Biologists' trust and use of aggregated biodiversity data are suffering because of persistent criticisms of the quality of these data for basic and applied analyses. Individually, one can interpret each criticism as a problem of data quality local to some taxonomic group or geographic region. Indeed, biodiversity aggregators often respond by pointing critics toward correcting errors at their source. We will show, however, that these disputes over data quality are better understood as reflecting systemic flaws in the design of the aggregation process. As a result, fundamental change is needed to effectively address issues of trust in big biodiversity data. In particular, the design change must expand the roles available to researchers as established by data aggregators, such that the interests and views of bottom-up, high-quality content providers are more directly represented. We will outline steps towards alternative, provenance-aware design solutions that promote the formation and maintenance of high-quality biodiversity data packages.

Our discussion focuses on the unitary taxonomic syntheses ("backbones") created by biodiversity data aggregators. We show how the aggregation process can lead to a loss of data unity at the system level when different data sources adhere to conflicting taxonomic perspectives.

Many aggregators follow a design paradigm that requires one taxonomic hierarchy to organize all data at a given time. They achieve this unitary representation of the data using combinations of algorithmic and social practices governed by feasibility constraints rather than principles grounded in taxonomic theory. Eliminating taxonomic conflict between input sources in this manner often results in a hierarchy that no longer corresponds to the view of any particular source – it is a synthesis nobody believes in. Biodiversity data users and contributors frequently regard the quality of these novel classification theories as deficient.

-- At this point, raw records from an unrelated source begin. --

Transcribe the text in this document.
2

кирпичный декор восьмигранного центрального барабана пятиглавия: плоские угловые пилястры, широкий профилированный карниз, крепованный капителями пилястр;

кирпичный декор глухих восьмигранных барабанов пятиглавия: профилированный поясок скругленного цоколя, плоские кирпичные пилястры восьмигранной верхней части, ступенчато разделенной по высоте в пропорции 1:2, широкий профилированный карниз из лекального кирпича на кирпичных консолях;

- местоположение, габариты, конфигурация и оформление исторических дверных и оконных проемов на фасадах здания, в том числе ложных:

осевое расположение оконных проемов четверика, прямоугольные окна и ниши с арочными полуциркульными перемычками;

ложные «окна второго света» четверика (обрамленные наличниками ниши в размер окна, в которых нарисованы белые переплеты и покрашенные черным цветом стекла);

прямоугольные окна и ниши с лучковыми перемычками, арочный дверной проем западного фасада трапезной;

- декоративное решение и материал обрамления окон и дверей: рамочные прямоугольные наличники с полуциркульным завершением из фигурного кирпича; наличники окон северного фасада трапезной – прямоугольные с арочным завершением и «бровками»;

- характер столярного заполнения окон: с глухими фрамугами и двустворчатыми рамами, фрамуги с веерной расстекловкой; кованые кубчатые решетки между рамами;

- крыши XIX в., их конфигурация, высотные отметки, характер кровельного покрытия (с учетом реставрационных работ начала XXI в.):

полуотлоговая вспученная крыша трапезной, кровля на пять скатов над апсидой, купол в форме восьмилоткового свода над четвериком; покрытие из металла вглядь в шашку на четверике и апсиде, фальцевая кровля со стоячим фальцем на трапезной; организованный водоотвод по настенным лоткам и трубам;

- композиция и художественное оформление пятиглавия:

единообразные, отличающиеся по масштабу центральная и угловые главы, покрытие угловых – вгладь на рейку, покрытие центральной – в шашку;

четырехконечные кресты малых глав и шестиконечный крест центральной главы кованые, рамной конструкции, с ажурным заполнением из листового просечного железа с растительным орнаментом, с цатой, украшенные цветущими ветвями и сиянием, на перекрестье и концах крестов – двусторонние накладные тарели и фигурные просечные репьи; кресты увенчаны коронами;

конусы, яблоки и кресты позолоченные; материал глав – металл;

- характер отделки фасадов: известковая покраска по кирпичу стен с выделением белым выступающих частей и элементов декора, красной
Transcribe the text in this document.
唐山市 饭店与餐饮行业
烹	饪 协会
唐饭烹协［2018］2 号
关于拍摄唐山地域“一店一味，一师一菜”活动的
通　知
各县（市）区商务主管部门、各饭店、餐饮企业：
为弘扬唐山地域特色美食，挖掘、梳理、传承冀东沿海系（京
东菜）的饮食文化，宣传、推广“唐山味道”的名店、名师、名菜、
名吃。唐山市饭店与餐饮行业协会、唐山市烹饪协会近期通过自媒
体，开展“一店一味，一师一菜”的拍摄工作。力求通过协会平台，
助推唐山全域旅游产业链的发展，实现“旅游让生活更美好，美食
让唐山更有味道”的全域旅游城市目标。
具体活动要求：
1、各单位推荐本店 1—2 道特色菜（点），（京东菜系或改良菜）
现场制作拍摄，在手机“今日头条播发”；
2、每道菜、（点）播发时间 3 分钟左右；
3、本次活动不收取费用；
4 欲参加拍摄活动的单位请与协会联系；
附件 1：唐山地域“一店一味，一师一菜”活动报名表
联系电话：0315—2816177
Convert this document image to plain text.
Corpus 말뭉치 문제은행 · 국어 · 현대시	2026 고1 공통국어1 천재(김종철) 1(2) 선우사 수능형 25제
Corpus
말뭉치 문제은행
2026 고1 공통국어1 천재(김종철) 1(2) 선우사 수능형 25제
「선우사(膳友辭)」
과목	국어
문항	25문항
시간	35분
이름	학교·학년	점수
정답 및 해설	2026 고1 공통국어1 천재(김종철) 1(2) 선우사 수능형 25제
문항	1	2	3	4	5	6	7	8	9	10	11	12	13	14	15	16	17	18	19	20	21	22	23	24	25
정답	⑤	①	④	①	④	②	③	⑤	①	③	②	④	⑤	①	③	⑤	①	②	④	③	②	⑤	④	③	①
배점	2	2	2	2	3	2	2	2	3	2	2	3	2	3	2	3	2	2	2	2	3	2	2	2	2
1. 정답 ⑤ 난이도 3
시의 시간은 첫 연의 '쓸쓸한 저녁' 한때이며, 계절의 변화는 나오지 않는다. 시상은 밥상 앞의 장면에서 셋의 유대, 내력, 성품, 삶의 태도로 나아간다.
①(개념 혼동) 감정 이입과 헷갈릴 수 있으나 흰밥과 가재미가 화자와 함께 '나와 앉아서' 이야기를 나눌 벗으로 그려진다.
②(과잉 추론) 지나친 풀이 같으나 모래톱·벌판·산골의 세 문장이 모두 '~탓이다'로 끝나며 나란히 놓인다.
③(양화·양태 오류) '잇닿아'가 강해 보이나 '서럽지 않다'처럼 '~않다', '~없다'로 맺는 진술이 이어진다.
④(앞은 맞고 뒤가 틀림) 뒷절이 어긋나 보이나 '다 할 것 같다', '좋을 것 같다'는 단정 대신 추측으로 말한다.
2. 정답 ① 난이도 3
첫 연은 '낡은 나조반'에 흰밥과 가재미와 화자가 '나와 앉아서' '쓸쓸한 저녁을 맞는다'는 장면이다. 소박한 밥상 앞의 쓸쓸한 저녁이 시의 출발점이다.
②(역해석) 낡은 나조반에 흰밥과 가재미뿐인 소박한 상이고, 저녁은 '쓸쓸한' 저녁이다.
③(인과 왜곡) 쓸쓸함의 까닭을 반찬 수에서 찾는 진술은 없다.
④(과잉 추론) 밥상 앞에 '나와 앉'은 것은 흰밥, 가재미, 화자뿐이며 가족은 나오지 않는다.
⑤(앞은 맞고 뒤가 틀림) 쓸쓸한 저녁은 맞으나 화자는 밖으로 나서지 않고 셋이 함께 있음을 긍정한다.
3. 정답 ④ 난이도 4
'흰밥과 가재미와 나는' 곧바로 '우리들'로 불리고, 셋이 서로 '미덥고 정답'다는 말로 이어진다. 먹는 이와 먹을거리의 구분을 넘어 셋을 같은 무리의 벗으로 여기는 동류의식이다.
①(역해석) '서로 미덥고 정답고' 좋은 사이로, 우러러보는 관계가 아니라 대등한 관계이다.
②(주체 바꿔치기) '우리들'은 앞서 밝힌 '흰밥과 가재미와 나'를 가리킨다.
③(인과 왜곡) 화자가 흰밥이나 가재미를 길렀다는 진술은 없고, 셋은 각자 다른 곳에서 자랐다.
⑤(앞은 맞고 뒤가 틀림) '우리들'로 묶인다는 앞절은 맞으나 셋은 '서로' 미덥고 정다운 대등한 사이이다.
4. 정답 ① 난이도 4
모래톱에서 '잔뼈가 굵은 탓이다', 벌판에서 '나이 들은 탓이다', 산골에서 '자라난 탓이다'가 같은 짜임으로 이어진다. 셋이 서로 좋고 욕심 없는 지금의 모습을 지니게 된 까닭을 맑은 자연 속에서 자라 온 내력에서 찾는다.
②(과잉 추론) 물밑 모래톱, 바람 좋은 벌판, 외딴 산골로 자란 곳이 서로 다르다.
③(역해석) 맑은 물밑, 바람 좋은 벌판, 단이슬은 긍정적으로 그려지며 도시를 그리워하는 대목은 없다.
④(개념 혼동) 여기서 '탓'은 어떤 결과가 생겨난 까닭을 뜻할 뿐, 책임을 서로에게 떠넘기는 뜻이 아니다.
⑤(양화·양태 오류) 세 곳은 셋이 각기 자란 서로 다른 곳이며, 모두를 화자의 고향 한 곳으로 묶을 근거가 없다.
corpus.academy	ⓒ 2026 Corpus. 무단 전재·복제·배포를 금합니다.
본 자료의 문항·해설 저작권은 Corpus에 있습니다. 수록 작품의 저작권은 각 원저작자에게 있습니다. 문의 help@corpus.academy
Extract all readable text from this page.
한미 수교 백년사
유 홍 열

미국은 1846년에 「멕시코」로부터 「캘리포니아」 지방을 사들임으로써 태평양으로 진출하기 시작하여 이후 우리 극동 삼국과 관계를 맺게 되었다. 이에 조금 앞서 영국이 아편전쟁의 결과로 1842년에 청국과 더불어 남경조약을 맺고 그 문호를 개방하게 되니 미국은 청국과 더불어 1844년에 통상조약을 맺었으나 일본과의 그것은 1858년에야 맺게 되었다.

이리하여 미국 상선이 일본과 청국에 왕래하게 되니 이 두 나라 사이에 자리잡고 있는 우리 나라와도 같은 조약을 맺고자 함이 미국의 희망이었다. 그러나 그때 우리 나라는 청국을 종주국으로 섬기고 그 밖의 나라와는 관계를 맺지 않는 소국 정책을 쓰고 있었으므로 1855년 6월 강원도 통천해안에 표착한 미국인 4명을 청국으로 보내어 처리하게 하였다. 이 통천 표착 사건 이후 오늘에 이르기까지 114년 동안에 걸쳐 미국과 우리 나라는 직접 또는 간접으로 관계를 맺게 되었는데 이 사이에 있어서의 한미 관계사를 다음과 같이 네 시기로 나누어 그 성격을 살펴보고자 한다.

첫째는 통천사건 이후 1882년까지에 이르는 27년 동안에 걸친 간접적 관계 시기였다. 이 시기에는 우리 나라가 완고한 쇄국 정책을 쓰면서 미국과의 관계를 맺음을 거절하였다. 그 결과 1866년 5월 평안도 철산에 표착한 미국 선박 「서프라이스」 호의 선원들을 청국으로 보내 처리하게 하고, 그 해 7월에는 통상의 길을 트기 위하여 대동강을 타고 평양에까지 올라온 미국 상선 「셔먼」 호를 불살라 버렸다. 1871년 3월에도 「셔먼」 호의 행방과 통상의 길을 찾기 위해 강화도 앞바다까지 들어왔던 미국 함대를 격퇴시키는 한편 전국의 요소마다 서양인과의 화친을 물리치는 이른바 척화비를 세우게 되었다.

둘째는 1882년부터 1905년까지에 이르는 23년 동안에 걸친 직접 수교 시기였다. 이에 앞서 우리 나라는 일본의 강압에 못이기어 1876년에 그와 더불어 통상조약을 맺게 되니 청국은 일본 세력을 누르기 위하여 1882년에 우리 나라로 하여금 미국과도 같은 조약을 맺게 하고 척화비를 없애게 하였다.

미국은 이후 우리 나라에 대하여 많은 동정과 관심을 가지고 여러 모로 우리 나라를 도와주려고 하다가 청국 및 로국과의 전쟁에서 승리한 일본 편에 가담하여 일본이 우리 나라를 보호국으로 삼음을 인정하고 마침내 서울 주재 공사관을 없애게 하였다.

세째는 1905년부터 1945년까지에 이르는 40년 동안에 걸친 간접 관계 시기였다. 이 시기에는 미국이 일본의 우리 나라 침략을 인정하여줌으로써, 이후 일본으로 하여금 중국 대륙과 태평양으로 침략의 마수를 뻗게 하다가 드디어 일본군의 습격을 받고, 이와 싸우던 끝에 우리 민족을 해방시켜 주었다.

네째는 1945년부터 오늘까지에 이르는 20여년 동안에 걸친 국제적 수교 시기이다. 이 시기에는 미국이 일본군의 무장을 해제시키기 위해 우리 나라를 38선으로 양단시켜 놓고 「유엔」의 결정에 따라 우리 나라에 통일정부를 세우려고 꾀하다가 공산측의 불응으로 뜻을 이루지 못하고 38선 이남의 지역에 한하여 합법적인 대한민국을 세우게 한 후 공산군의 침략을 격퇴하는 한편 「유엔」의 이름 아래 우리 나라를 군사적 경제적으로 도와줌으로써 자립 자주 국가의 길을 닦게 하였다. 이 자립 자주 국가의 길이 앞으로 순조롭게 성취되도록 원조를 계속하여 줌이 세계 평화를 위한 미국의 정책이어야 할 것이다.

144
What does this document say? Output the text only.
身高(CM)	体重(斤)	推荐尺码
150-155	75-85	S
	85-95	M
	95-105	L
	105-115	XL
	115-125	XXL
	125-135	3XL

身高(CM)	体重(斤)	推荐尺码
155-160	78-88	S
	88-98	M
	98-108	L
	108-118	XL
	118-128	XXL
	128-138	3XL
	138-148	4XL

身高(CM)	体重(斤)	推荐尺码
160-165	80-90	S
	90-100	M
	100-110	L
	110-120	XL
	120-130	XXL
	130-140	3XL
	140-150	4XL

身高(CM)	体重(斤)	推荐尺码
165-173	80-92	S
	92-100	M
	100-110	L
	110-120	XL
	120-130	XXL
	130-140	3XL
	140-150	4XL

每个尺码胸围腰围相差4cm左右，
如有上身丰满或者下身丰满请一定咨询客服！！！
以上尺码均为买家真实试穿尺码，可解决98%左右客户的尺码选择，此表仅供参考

We will show how the Darwin Core (DwC) standard plays a critical role in the design of the aggregation process. We carefully separate causes for poor aggregation that are rooted in failures on the data provision or DwC implementation side, versus systemic DwC flaws in the context of aggregation. For the latter, we outline specific syntactic and semantic solutions - often but not always represented in the Taxonomic Concept Transfer Schema - to achieve suitable aggregation outcomes. We conclude that improved aggregation designs must increase the power allocated to individual (or co-authoring) experts and their heterogeneous views to act as intermediary license-providers for the formation of trusted, big biodiversity data.